Will man das umgehen, muss man gehörigen
Aufwand betreiben. Dann braucht man nämlich
ein eigenes Pult, muss sich die einzelnen Signale
abzweigen, um sich dann daraus auf der Bühne
selbst den ganz eigenen Mix zu erstellen. Für den
Profigitarristen, der jeden Abend auf der Bühne
steht, mag das angemessen und machbar sein;
für den „Normalmusiker“ nur bedingt.
Virtuelle Weltenwandler
Aber wir lassen uns nicht so leicht davon
abschrecken. Die Idee klingt schließlich doch
zu verlockend, an jedem beliebigen Auftrittsort
den bestmöglichen Band-Mix aufs Ohr zu
bekommen. Stellt sich noch die Frage, womit
wir das Mischpult, das uns selbigen mixen soll,
eigentlich füttern wollen.
Einfachste und flexibelste
Sound-Generatoren
Hier schlägt zunächst mal die Stunde der digita-
len Modeler, die sicherlich die einfachsten und
flexibelsten Sound-Generatoren für diesen Zweck
darstellen.

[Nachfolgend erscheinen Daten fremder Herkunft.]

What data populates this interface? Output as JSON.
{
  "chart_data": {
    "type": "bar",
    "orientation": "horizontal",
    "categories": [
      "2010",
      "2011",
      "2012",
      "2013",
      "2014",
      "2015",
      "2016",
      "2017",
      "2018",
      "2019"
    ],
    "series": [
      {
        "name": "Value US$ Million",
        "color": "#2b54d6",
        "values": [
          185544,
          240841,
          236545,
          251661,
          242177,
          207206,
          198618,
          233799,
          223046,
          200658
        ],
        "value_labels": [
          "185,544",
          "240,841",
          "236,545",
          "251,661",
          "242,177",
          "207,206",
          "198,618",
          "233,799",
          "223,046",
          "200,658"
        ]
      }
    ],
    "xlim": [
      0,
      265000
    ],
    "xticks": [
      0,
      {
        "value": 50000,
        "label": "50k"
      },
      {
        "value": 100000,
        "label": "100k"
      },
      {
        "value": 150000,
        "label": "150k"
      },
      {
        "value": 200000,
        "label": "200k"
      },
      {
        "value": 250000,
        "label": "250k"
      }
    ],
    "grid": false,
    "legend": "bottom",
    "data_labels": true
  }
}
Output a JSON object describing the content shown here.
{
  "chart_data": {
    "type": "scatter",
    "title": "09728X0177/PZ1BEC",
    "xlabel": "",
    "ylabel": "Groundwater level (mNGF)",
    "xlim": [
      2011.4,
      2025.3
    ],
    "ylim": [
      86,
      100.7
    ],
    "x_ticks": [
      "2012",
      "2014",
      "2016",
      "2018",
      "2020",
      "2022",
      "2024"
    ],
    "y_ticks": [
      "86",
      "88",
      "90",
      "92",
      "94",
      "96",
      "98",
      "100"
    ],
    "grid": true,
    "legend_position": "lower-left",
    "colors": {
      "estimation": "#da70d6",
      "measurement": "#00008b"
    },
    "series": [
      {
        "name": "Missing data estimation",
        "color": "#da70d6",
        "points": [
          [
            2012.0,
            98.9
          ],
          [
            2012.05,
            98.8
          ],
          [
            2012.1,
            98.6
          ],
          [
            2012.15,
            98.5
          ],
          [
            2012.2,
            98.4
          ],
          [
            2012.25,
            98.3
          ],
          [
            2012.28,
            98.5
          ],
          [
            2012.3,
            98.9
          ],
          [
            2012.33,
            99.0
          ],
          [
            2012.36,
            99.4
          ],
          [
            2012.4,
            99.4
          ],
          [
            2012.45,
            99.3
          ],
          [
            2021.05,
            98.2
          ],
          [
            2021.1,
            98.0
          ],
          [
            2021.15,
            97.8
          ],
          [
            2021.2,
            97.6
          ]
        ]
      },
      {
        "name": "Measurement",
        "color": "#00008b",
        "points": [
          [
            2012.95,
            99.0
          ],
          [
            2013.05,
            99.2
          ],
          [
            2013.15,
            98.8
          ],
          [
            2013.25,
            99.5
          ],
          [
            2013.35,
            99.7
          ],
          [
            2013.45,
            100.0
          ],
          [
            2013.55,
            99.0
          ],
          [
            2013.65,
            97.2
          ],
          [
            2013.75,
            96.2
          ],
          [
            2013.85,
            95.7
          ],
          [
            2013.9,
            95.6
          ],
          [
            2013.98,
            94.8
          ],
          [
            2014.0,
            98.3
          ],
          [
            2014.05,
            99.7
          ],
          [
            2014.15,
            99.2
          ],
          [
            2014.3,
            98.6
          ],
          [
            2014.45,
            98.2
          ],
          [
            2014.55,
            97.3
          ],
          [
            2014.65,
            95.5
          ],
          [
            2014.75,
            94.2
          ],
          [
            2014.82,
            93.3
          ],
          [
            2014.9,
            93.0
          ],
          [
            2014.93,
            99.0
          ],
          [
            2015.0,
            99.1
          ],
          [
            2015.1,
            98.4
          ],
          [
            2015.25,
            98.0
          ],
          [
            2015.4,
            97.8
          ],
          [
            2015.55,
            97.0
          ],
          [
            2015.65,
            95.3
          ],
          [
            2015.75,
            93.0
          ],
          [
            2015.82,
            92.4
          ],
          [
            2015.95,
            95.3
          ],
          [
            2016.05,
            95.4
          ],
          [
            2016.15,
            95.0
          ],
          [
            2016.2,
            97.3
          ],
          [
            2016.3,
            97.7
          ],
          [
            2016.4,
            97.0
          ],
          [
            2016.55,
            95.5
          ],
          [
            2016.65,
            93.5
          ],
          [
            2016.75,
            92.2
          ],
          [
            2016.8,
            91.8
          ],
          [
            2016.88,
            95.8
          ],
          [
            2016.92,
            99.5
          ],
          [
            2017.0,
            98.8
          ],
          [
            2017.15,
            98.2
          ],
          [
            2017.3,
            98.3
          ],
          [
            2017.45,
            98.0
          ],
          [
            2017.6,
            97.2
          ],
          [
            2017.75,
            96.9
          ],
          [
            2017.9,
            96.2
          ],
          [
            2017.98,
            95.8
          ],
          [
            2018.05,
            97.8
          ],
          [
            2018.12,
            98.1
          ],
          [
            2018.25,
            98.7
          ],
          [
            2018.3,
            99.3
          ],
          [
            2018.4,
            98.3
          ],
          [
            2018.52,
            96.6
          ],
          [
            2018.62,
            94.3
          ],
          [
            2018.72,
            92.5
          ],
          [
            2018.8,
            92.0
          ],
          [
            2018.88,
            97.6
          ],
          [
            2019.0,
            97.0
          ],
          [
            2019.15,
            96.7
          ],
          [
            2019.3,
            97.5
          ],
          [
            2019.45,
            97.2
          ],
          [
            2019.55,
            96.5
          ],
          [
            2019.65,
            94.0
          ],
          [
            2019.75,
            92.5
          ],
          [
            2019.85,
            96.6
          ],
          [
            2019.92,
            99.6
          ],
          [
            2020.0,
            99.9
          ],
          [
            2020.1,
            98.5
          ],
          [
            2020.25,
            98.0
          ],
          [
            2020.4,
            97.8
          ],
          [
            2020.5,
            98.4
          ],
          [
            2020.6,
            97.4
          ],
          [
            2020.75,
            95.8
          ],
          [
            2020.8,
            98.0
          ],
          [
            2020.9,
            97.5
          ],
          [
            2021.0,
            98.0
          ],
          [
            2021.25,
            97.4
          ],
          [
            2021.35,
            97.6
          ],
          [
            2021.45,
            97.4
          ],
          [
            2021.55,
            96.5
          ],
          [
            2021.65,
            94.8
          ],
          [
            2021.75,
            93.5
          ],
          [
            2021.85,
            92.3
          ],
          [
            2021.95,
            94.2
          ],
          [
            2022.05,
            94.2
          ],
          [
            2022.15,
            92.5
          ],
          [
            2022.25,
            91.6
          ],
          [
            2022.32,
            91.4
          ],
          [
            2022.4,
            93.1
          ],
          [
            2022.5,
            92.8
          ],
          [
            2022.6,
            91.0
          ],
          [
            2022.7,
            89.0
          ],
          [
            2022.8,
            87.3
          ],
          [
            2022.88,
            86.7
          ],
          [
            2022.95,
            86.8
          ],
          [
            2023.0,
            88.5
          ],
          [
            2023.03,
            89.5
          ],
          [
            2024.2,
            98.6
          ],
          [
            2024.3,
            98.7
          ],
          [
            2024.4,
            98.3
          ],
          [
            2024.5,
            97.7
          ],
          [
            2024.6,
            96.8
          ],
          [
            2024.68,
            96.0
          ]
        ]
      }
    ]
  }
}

Alle Anlagenkomponenten, wie Amp,
Box und Effekte, werden einfach digital errechnet
und dann gewissermaßen virtuell vorformatiert
direkt ans Mischpult geliefert. Eine saubere und
vor allem praktische Sache. Damit ist man so
flexibel wie ein Keyboarder, dem ja ebenfalls
auf Knopfdruck ganze Klangbibliotheken zur
Verfügung stehen.
Allerdings hat die digitale Pracht auch einen
Nachteil, was vor allem in Verbindung mit einer
reinen In-ear-Lösung schon wahrnehmbar wird.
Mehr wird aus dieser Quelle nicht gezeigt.